Amanda was one of my babysitters growing up, but there was another girl who was also my babysitter. Her name is Victoria. Victoria, aka Vickie when we were growing up, was always well-prepared for any situation that might take place while babysitting. She had games and craft supplies and she was just generally super fun. I can’t say I remember any one specific moment with Victoria, but I can say that I always looked up to her. I can say that even now I still look up to her as I watch her raise her kids through the looking glass that is Facebook.
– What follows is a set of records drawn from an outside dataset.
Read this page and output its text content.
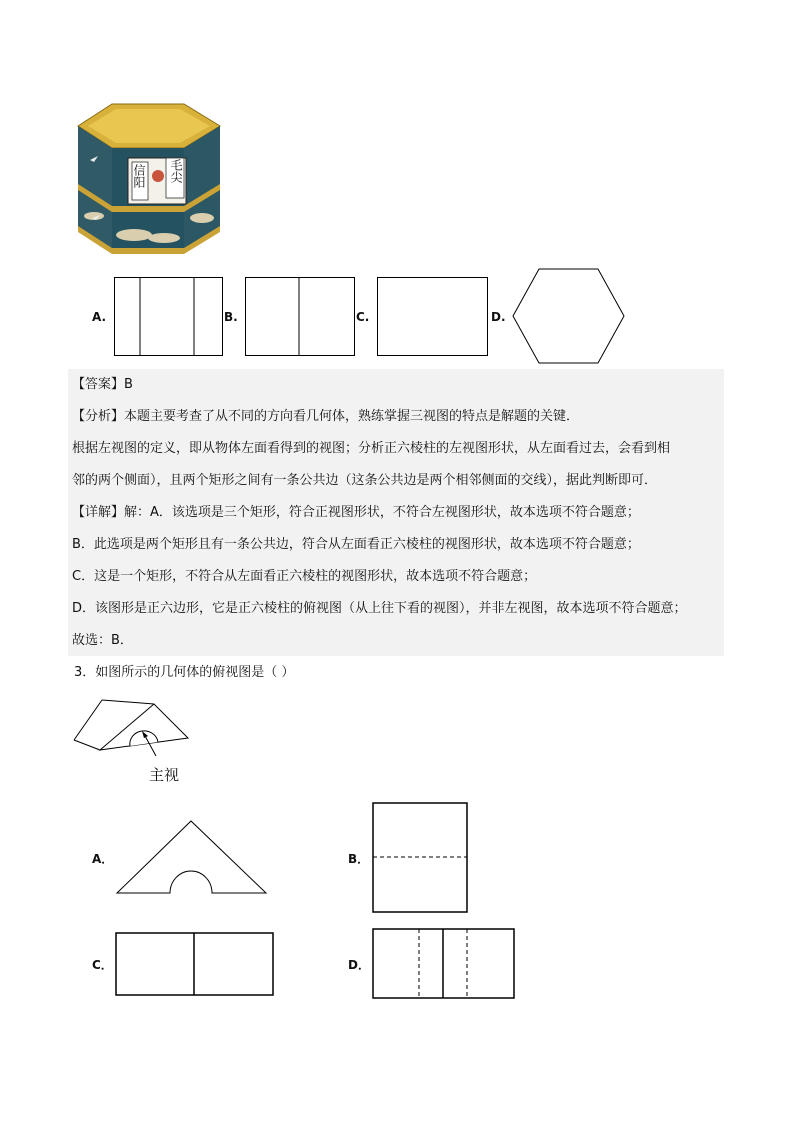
信阳 毛尖
A.	B.	C.	D.
【答案】B
【分析】本题主要考查了从不同的方向看几何体，熟练掌握三视图的特点是解题的关键．
根据左视图的定义，即从物体左面看得到的视图；分析正六棱柱的左视图形状，从左面看过去，会看到相
邻的两个侧面），且两个矩形之间有一条公共边（这条公共边是两个相邻侧面的交线），据此判断即可．
【详解】解：A．该选项是三个矩形，符合正视图形状，不符合左视图形状，故本选项不符合题意；
B．此选项是两个矩形且有一条公共边，符合从左面看正六棱柱的视图形状，故本选项不符合题意；
C．这是一个矩形，不符合从左面看正六棱柱的视图形状，故本选项不符合题意；
D．该图形是正六边形，它是正六棱柱的俯视图（从上往下看的视图），并非左视图，故本选项不符合题意；
故选：B．
3．如图所示的几何体的俯视图是（ ）
主视
A．	B．
C．	D．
Now there were the girls that I just always thought were super cool because they were always nice to me—Beth, Mandy, Erica, Nicole, Melody, Brandy, Rebekah, Sarah, Ana, and others that I’m sure I’ll kick myself for forgetting to mention by name. These were the girls that seemed to live in a completely different world than I did. They were older and cooler and distant. I watched them live their lives from the world of an elementary school student. They were the girls that were always around when I was little. They were the older sisters of my own classmates. They were athletes and musicians. They were each other’s best friends. They were everything that I wanted to be and more. They, Erica and Nicole, were the girls who sat in a bedroom at my grandparents’ house while the adults had Bible study and played with and talked to me and my brother and sister even though they could have acted like they were too cool to talk to us. I looked up to these girls the way I hope the younger kids in my life all look up to me. They were my role models and many of them are still people I watch on Facebook and look up to as they start and raise families, succeed in their jobs and dreams, and just live life. These girls, including the ones I mentioned individually, are girls that have affected nearly every area of my life and I don’t think they’ll ever know how much I’ve learned from them in my 20 or so years of watching them live their lives. I hope they’ll all read this though and see that even if they didn’t know it at the time, they were my biggest role models. Even though I’ve always been an obsessive person who knows everything there is to know about the celebrities I’ve looked up to—Hilary Duff, the Olsen Twins, Lindsay Lohan, so on and so forth—no matter how well the celebrities were doing in their lives, I always looked up to the girls I actually knew the most.